Supply the key issue

“Supply (or lack thereof) is also a critical issue affecting the market and igniting much of the heat. This is both a shortage of available listings on the market but also a simple lack of newly constructed residential properties too,” says Davidson.

CoreLogic’s Buyer Classification data shows that first home buyers made up 23% of purchases in Q4. “Given that FHBs don’t have anything to list or sell before they buy and that very few investors aren’t selling much at present either, their continued buying presence is likely to keep the pressure on the supply/demand balance in the market.

“Looking at movers (including upgraders and downsizers), their share of purchases dipped to just 26% in Q4, an historically low level. In some cases, existing owner-occupiers are choosing to stay where they are due to already high debt levels and the extra costs associated with moving. But in other cases, people aren’t moving because they simply can’t find the ideal next property, given the tight supply of available listings. In turn, that is feeding back into an even tighter listings picture.

“Despite housing construction staying steady at recent high levels, New Zealand’s housing supply deficit following the GFC is still ultimately a key factor behind recent strong house price growth and stark lack of housing stock. In the end, government policy needs to be firmly focused on building more houses. We just need more properties,” says Davidson.

Key Facts from the CoreLogic Property Market & Economic Review:

•    A key support for the recent strength in the residential property market has been the stronger than forecast performance of the economy, especially with unemployment remaining lower than anticipated. From its current level of 5.3% (up from the recent low of 4.0%), the unemployment rate may only rise by another 1% or so. Meanwhile, timely indicators such as the NZ Activity Index show that the wider economy continues to recover, and sectors such as construction are still growing steadily (despite previous fears of a collapse).

•    Mortgage credit has continued to flow in the past few months after the slump in activity in April and May. The rise in activity over the second half of 2020 was so strong that it far outweighed the lockdown-related hiatus, and left the value of mortgage lending by the banks up by almost 10% for the calendar year, reaching new record highs over the final months of 2020.

•    Property sales volumes also picked up strongly in the final few months of 2020 and could have been even higher still were it not for the lack of listings on the market.
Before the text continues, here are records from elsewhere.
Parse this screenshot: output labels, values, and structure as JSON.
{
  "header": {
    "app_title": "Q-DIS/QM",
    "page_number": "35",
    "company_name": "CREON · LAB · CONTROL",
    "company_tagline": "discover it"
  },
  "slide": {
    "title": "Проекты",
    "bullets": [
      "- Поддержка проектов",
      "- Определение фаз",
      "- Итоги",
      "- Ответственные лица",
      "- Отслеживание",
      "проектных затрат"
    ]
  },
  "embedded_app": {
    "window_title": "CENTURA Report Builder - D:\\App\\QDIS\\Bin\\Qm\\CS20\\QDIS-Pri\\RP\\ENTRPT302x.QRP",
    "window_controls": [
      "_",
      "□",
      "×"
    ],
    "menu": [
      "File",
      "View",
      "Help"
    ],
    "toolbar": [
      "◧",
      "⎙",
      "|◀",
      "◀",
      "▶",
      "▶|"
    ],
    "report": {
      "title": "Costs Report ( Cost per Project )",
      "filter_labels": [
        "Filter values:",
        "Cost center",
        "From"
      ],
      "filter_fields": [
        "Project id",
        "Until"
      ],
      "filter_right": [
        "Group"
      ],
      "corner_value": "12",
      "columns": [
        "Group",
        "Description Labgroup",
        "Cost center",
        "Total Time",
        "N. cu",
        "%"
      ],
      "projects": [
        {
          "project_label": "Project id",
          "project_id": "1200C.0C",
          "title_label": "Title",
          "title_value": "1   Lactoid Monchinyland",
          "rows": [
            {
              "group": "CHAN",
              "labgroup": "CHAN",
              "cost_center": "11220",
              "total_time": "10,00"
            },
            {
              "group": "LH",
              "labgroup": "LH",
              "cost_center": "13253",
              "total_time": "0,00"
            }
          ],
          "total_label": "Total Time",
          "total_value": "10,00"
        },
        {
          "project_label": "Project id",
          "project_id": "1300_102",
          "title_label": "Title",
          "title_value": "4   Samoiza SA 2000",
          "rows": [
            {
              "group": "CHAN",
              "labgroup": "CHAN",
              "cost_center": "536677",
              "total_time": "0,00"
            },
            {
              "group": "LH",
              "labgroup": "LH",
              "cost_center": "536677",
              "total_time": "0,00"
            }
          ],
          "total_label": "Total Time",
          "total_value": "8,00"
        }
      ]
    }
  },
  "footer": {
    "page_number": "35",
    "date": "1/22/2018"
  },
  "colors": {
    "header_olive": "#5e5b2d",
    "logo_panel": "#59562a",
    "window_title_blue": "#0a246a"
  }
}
Combined with low mortgage rates, that lack of choice for buyers has been a key contributor to the sharp growth in property values lately.

•    The CoreLogic House Price Index showed that average property values across NZ as a whole rose by 6.1% in Q4 – a figure not seen since the 6.6% rise in the three months to February 2004. Tauranga (10.2%), Wellington (8.1%), and Dunedin (6.4%) were all above that national average, with smaller areas such as Masterton and Whanganui also recording strong growth. Hamilton (4.1%) and Christchurch (3.4%) were slightly more subdued in Q4, but those growth figures were still fairly solid, especially for Christchurch (which has seen little change at all in property values for a number of years now).

“The main economic figures suggest things are progressing relatively well for NZ’s post-COVID recovery, with labour markets performing better than expected and economic activity rebounding well. Strengthening economic conditions point to continued momentum in the property market, backed by historically low interest rates which look set to stay at record lows for the year. However, after an 11% gain in housing values in 2020, growth in 2021 could be a little slower, as potential regulatory changes in the property market and affordability challenges start to take effect,” concludes Davidson.